My brief stint on the festival circuit showed me there are three things that like festivals cunts, Richard Curtis and Wasps. Ok two things. No one was ever pleased to see a wasp. Wasps are negative. No ones going “you know what this picnic could do with... More wasps...” I understand bees they pollinate and make delicious honey. Would you buy wasp honey if you saw it in the supermarket?They don't make honey they make chaos. Festivals and outdoor events are wasp havens and the meatball box looked like wasp mecca. Years of working at shitty jobs had allowed me to develop a unique skill set which included a sixth sense for sniffing out the part of any business that was the worst section to work on. This was the bar equivalent of the hot box from Django Unchained. The only storyline at this bar was to serve quickly, work like a dog and make the company some money. The place you wanted to work was The Mansion bar, it was only open for an hour and was exclusive to people who'd paid for premium tickets. The meatball box was just a white box in a central bit of the site it's only purpose to maximize sales. And it was open for the duration of the show which meant you'd be working for your whole shift and be the last to leave. It was not the sort of bar Willy Sabitini should be working on. I hadn't spent three days meticulously developing this character for him to stand serving people wearing tiaras who work in HR pre made cocktails from a portacabin next to a meatball stand. With how my luck was going I knew for certain they were going to put me on the meatball bar. And low and behold the claw crane of misery had picked me up and dropped me in this white sauna box that stunk of meatballs as when I walked into the office I was told I'd be on the box bar. Some say you make your own luck well my luck was currently being made in Taiwan by slave labour and was vastly inferior to Great British luck. Thinking on my feet I told them Willy Sabitini was allergic to sunscreen so I couldn't work outside.

Victory!

Quiet bars are not all sunshine and light, they have their downside. Most bar jobs there is nothing to do outside of setting up, service and then cleaning at the end of the shift. Your number one priority to minimize your misery at one of these shitty jobs is to be away from the managers. If you can combine avoiding managers and customers you are onto a winner. When there is nothing to do managers start to use their imaginations and they are not managers of temporary bars because they have a good imagination. The managers argument is always “You are not getting paid to do nothing” but then my argument is I am getting paid nothing for the 2 hours I spend commuting to your job, in fact I’m paying £10 for the journey so cut me some slack and let me stand around for the odd ten minutes when there are no customers. If you have rudimentary hand eye coordination and don't have alzheimers you can be a bar man, you listen to the order you pour the drinks then you mop the floor at the end of the shift and go home. The great con of the low skilled job is the manager.

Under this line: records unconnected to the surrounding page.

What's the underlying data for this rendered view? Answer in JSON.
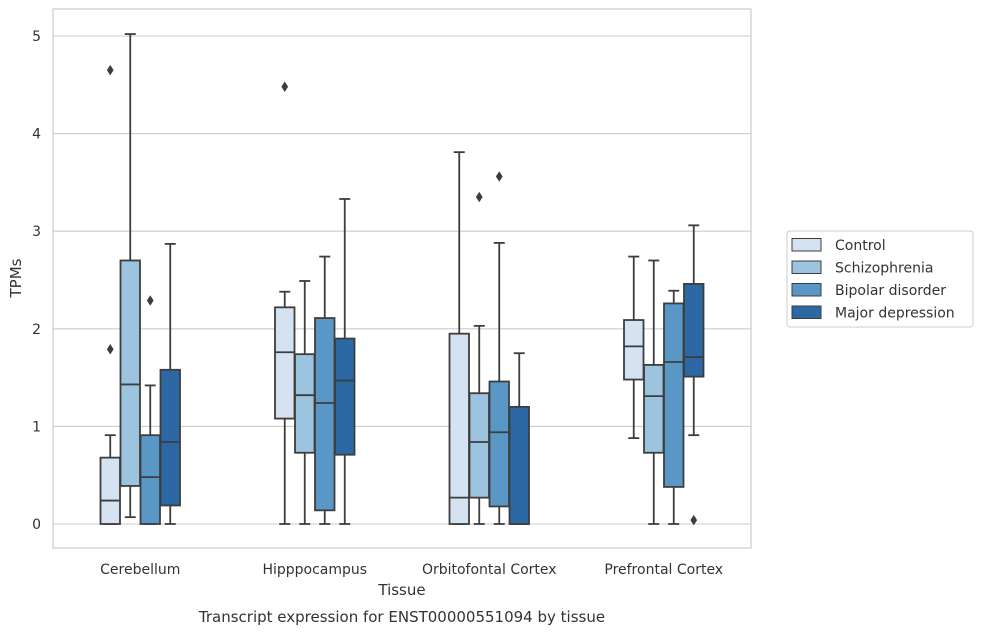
{
  "caption": "Transcript expression for ENST00000551094 by tissue",
  "chart_data": {
    "type": "box",
    "xlabel": "Tissue",
    "ylabel": "TPMs",
    "ylim": [
      -0.25,
      5.27
    ],
    "yticks": [
      0,
      1,
      2,
      3,
      4,
      5
    ],
    "grid": true,
    "legend_position": "right",
    "categories": [
      "Cerebellum",
      "Hipppocampus",
      "Orbitofontal Cortex",
      "Prefrontal Cortex"
    ],
    "series": [
      {
        "name": "Control",
        "color": "#d4e2f1",
        "boxes": [
          {
            "whisker_low": 0.0,
            "q1": 0.0,
            "median": 0.24,
            "q3": 0.68,
            "whisker_high": 0.91,
            "outliers": [
              1.79,
              4.65
            ]
          },
          {
            "whisker_low": 0.0,
            "q1": 1.08,
            "median": 1.76,
            "q3": 2.22,
            "whisker_high": 2.38,
            "outliers": [
              4.48
            ]
          },
          {
            "whisker_low": 0.0,
            "q1": 0.0,
            "median": 0.27,
            "q3": 1.95,
            "whisker_high": 3.81,
            "outliers": []
          },
          {
            "whisker_low": 0.88,
            "q1": 1.48,
            "median": 1.82,
            "q3": 2.09,
            "whisker_high": 2.74,
            "outliers": []
          }
        ]
      },
      {
        "name": "Schizophrenia",
        "color": "#9cc4de",
        "boxes": [
          {
            "whisker_low": 0.07,
            "q1": 0.39,
            "median": 1.43,
            "q3": 2.7,
            "whisker_high": 5.02,
            "outliers": []
          },
          {
            "whisker_low": 0.0,
            "q1": 0.73,
            "median": 1.32,
            "q3": 1.74,
            "whisker_high": 2.49,
            "outliers": []
          },
          {
            "whisker_low": 0.0,
            "q1": 0.27,
            "median": 0.84,
            "q3": 1.34,
            "whisker_high": 2.03,
            "outliers": [
              3.35
            ]
          },
          {
            "whisker_low": 0.0,
            "q1": 0.73,
            "median": 1.31,
            "q3": 1.63,
            "whisker_high": 2.7,
            "outliers": []
          }
        ]
      },
      {
        "name": "Bipolar disorder",
        "color": "#5998c6",
        "boxes": [
          {
            "whisker_low": 0.0,
            "q1": 0.0,
            "median": 0.48,
            "q3": 0.91,
            "whisker_high": 1.42,
            "outliers": [
              2.29
            ]
          },
          {
            "whisker_low": 0.0,
            "q1": 0.14,
            "median": 1.24,
            "q3": 2.11,
            "whisker_high": 2.74,
            "outliers": []
          },
          {
            "whisker_low": 0.0,
            "q1": 0.18,
            "median": 0.94,
            "q3": 1.46,
            "whisker_high": 2.88,
            "outliers": [
              3.56
            ]
          },
          {
            "whisker_low": 0.0,
            "q1": 0.38,
            "median": 1.66,
            "q3": 2.26,
            "whisker_high": 2.39,
            "outliers": []
          }
        ]
      },
      {
        "name": "Major depression",
        "color": "#2c68a3",
        "boxes": [
          {
            "whisker_low": 0.0,
            "q1": 0.19,
            "median": 0.84,
            "q3": 1.58,
            "whisker_high": 2.87,
            "outliers": []
          },
          {
            "whisker_low": 0.0,
            "q1": 0.71,
            "median": 1.47,
            "q3": 1.9,
            "whisker_high": 3.33,
            "outliers": []
          },
          {
            "whisker_low": 0.0,
            "q1": 0.0,
            "median": 0.0,
            "q3": 1.2,
            "whisker_high": 1.75,
            "outliers": []
          },
          {
            "whisker_low": 0.91,
            "q1": 1.51,
            "median": 1.71,
            "q3": 2.46,
            "whisker_high": 3.06,
            "outliers": [
              0.04
            ]
          }
        ]
      }
    ]
  }
}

The only time a manager steps behind a bar out of whatever portacabin they are sat in checking facebook and watching netflix is to pour a friend of theirs who is coming to see the show a drink or make up something that needs doing in order to justify the extra £5 an hour they are being paid. At these entry level jobs it should be a division of labour everyone paid the same with equal responsibility. But they won't even guarantee you a shift on a zero hour job so good luck getting any responsibility beyond emptying a mop bucket.


I should have been sitting down to write a TV show. Instead I was wearing a sparkly waistcoat, hiding from wasps on an industrial estate next to Heathrow airport and was contractually obliged to refer to myself as Willy Sabitini. Never growing up was harder than I remembered it.